CouchDB doesn't think about version conflicts as an exception but rather a standard case. It will not only occur by totally different clients operating on a similar CouchDB node but also as a result of clients operating on different replicas of a similar database. It is not prohibited by the database to have a vast number of concurrent versions. A CouchDB database will deterministically discover that versions of document succeed each other and that are in conflict and have to be resolved by the client application. Conflict resolution may occur on any duplicate node of a database as the node that receiving the resolved version transmits it to all replicas that have to accept this version as valid. It should occur as conflict resolution is issued on different node concurrently; the locally resolved versions on each nodes then are detected to be in conflict and get resolved
similar to all different version conflicts. Version conflicts are detected
at read time and the conflicting versions are come to the client that is responsible for conflict resolution. A document which is most up- to-date versions are in conflict and is excluded from views.
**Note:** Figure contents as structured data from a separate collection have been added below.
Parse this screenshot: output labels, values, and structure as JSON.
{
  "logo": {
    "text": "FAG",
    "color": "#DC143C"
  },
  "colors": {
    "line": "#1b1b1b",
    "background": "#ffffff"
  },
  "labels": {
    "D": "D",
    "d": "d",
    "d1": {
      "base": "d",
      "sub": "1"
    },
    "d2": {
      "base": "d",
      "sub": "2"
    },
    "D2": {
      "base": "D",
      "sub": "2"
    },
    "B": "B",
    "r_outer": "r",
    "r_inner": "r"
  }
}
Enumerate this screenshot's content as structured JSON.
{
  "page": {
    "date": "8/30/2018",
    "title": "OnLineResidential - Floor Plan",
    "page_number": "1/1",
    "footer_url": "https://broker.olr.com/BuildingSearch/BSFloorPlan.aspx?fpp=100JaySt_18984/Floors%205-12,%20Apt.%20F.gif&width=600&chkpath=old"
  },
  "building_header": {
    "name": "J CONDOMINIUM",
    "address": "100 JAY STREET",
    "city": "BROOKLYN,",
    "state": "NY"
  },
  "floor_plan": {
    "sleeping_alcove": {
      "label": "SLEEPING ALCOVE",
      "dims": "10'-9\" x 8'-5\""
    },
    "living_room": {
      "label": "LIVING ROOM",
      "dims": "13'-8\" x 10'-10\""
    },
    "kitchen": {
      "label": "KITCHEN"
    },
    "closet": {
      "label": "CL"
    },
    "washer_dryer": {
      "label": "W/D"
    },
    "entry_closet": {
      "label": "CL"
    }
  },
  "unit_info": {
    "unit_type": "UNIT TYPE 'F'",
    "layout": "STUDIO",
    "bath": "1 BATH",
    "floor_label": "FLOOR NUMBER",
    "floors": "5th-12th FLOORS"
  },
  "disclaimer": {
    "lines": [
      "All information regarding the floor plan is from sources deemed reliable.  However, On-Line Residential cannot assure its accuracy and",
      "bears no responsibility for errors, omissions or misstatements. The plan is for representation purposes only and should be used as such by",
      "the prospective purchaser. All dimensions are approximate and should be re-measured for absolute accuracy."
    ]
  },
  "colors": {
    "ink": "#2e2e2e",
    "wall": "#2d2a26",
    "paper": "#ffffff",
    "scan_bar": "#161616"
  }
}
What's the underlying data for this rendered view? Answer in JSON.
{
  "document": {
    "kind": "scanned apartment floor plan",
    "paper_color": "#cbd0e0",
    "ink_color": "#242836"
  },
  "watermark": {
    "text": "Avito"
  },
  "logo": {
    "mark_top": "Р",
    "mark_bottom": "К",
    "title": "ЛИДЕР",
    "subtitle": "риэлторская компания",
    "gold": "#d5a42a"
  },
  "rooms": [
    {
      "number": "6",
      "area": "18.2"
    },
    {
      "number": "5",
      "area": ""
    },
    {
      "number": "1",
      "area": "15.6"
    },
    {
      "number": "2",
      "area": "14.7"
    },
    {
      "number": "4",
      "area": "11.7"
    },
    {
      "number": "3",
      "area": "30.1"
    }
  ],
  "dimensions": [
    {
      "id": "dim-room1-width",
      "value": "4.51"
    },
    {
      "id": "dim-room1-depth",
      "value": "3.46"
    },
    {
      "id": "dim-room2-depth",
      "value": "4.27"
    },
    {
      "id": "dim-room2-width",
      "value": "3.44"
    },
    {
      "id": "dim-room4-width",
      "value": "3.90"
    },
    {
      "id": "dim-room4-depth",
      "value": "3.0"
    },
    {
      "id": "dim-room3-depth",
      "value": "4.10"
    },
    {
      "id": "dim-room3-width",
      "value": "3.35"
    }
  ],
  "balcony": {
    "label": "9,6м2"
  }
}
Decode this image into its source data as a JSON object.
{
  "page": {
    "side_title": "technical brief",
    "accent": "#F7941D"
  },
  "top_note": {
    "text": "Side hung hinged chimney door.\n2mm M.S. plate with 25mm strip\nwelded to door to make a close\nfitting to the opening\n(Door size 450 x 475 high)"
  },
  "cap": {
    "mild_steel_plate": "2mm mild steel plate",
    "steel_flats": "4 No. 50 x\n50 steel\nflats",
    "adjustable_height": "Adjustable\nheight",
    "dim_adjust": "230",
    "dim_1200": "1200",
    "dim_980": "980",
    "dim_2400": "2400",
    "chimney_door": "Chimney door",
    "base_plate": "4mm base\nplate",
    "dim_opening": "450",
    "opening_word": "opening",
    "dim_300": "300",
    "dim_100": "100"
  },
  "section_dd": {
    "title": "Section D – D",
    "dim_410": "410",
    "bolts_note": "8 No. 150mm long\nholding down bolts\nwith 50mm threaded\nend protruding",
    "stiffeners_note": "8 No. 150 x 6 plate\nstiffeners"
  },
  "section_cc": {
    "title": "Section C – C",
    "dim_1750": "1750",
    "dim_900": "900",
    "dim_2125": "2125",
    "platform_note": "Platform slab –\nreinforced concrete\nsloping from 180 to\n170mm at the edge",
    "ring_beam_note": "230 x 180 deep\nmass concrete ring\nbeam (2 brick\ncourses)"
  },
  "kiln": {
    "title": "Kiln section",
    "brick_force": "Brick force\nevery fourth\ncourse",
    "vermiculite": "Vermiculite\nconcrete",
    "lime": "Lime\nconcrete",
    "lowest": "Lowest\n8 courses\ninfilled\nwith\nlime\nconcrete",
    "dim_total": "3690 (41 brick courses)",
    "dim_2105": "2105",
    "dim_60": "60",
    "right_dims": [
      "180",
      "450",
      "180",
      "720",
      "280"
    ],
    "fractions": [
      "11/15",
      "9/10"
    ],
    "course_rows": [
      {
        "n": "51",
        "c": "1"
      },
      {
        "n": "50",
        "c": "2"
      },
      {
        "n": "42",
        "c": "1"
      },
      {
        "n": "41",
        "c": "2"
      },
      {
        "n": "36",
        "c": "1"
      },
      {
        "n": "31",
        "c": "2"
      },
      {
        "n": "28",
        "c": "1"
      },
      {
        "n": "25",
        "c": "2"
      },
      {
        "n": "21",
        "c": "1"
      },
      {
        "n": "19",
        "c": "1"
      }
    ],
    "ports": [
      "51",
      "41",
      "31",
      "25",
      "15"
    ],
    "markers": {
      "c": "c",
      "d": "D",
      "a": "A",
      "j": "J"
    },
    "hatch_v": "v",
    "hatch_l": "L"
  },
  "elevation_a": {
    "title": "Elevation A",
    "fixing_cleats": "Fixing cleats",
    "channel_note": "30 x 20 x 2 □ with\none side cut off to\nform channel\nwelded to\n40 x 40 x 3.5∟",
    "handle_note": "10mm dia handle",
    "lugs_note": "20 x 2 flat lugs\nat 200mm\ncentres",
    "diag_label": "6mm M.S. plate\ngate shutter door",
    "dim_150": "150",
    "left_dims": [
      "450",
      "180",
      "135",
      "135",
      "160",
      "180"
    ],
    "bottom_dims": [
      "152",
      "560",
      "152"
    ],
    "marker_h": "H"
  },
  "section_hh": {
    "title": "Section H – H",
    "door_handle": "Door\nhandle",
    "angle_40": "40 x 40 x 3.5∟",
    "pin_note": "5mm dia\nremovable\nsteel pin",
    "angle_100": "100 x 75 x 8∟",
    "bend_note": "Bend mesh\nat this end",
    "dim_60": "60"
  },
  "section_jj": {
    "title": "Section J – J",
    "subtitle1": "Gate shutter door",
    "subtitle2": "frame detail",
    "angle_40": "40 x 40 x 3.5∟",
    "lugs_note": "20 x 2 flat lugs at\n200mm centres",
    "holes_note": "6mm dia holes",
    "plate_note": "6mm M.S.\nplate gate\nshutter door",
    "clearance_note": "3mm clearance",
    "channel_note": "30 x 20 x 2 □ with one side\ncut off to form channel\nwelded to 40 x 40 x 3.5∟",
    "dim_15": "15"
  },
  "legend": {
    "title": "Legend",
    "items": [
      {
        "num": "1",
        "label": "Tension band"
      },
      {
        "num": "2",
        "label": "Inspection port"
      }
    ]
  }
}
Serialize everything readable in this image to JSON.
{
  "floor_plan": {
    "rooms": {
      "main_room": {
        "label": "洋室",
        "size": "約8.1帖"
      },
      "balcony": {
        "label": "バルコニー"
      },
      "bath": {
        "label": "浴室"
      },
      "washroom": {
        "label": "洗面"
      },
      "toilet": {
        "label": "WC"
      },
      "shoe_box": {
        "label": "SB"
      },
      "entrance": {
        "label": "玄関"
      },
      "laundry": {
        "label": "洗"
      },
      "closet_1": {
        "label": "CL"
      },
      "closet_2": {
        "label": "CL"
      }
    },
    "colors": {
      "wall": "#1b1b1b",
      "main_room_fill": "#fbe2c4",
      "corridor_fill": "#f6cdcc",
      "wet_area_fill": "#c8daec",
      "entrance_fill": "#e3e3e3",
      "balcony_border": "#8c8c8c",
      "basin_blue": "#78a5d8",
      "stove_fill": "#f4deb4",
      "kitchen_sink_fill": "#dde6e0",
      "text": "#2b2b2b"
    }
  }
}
Distribution and Replication: CouchDB follows peer pattern to set up server distributed without any individual roles (like in master/slave- setups, standby-clusters etc.). Totally different database nodes will by design, operate fully independent and process read - write requests.
Two database nodes will replicate the databases (documents,
document attachments, views) bilaterally if they reach one another via network.
The replication method works incrementally and may detect conflicting versions in simple manner as every update of a document causes CouchDB to create a new revision of the updated document and a listing of out-of-date revision numbers is stored. By this revision number as well as the list of out-of-date revision number CouchDB will verify if they are conflicting or not; if there are version which conflicts each nodes and have a notion of them, may increase the conflicting versions to clients for conflict resolution; if there are no version conflicts the node, then having the most recent version of the document updates it. Distribution scenarios for CouchDB include clusters, off line-usage on a notebook or at company locations
distributed over the planet wherever live-access to a company's or organizations local network is slow or unstable. Within the latter two scenarios one will work on a disconnected CouchDB instance and is not restricted in its usage. If the network associates to duplicate nodes is established again, then the database nodes can synchronize their state again.